描述（由申请人提供）：拟议工作的长期目标是确定姐妹染色单体粘合蛋白如何控制基因转录。这将阐明某些人类遗传综合症和癌症的机制。粘连蛋白在拓扑上环绕姐妹染色单体，将它们保持在一起，直到细胞分裂。粘连蛋白活性的适度降低不会破坏染色单体的粘连，但会改变基因转录，导致生长和发育不良。高粘连蛋白活性与多种癌症的不良预后有关。 粘连蛋白如何控制转录在很大程度上尚不清楚，但目前的证据表明它直接参与多种机制。最近的发现提出了一种新的范式，其中粘连蛋白和多梳抑制复合物 1 (PRC1) 表观遗传沉默复合物之间的平衡全局控制着许多活性基因的基因沉默和转录。数据表明，粘连蛋白直接促进 PRC1 与活性基因的结合，其中 PRC1 防止启动子处暂停的 RNA 聚合酶 II (Pol II) 过早进入延伸。他们还表明，活性基因上的粘连蛋白会隔离 PRC1，从而控制可用于基因沉默的量，并且 PRC1 限制了沉默基因和活性基因上的粘连蛋白结合。
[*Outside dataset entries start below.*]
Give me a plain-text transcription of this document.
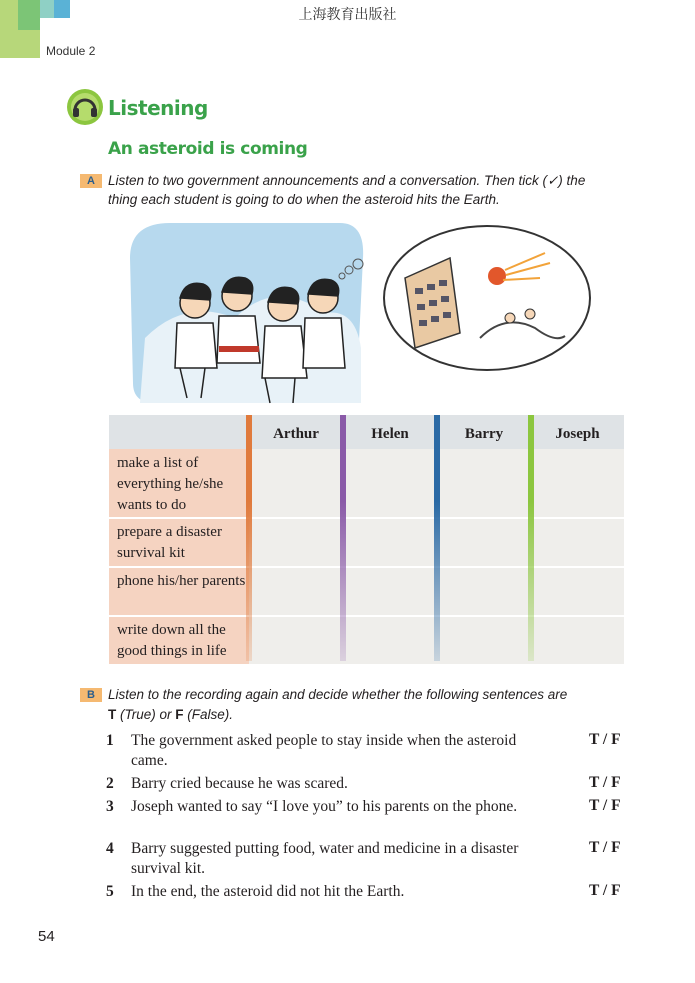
上海教育出版社
Module 2
Listening
An asteroid is coming
A Listen to two government announcements and a conversation. Then tick (✓) the
thing each student is going to do when the asteroid hits the Earth.
Arthur	Helen	Barry	Joseph
make a list of everything he/she wants to do
prepare a disaster survival kit
phone his/her parents
write down all the good things in life
B Listen to the recording again and decide whether the following sentences are
T (True) or F (False).
1 The government asked people to stay inside when the asteroid came.
T / F
2 Barry cried because he was scared.	T / F
3 Joseph wanted to say “I love you” to his parents on the phone.	T / F
4 Barry suggested putting food, water and medicine in a disaster survival kit.
T / F
5 In the end, the asteroid did not hit the Earth.	T / F
54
该提案的目标是测试这种新范例，并确定粘连蛋白和 PRC1 共同控制基因沉默和活性基因转录的机制。 拟议的研究结合了生物化学、遗传学、基因组和生物物理方法来测试当前模型的关键预测。目标 1 测试了粘连蛋白与 PRC1 物理相互作用以直接促进 PRC1 与活性基因启动子结合，以及 PRC1 通过与粘连蛋白加载或去除因子相互作用来限制粘连蛋白结合的想法。目标 2 测试了 PRC1 通过促进 NELF 和 DSIF 暂停因子或 Pol II 激酶活性来防止暂停的 Pol II 过早进入伸长的想法。这些研究提供的对粘连蛋白和 PRC1 控制转录机制的见解应该提出纠正遗传综合征和癌症中粘连蛋白-PRC1 失衡的新方法。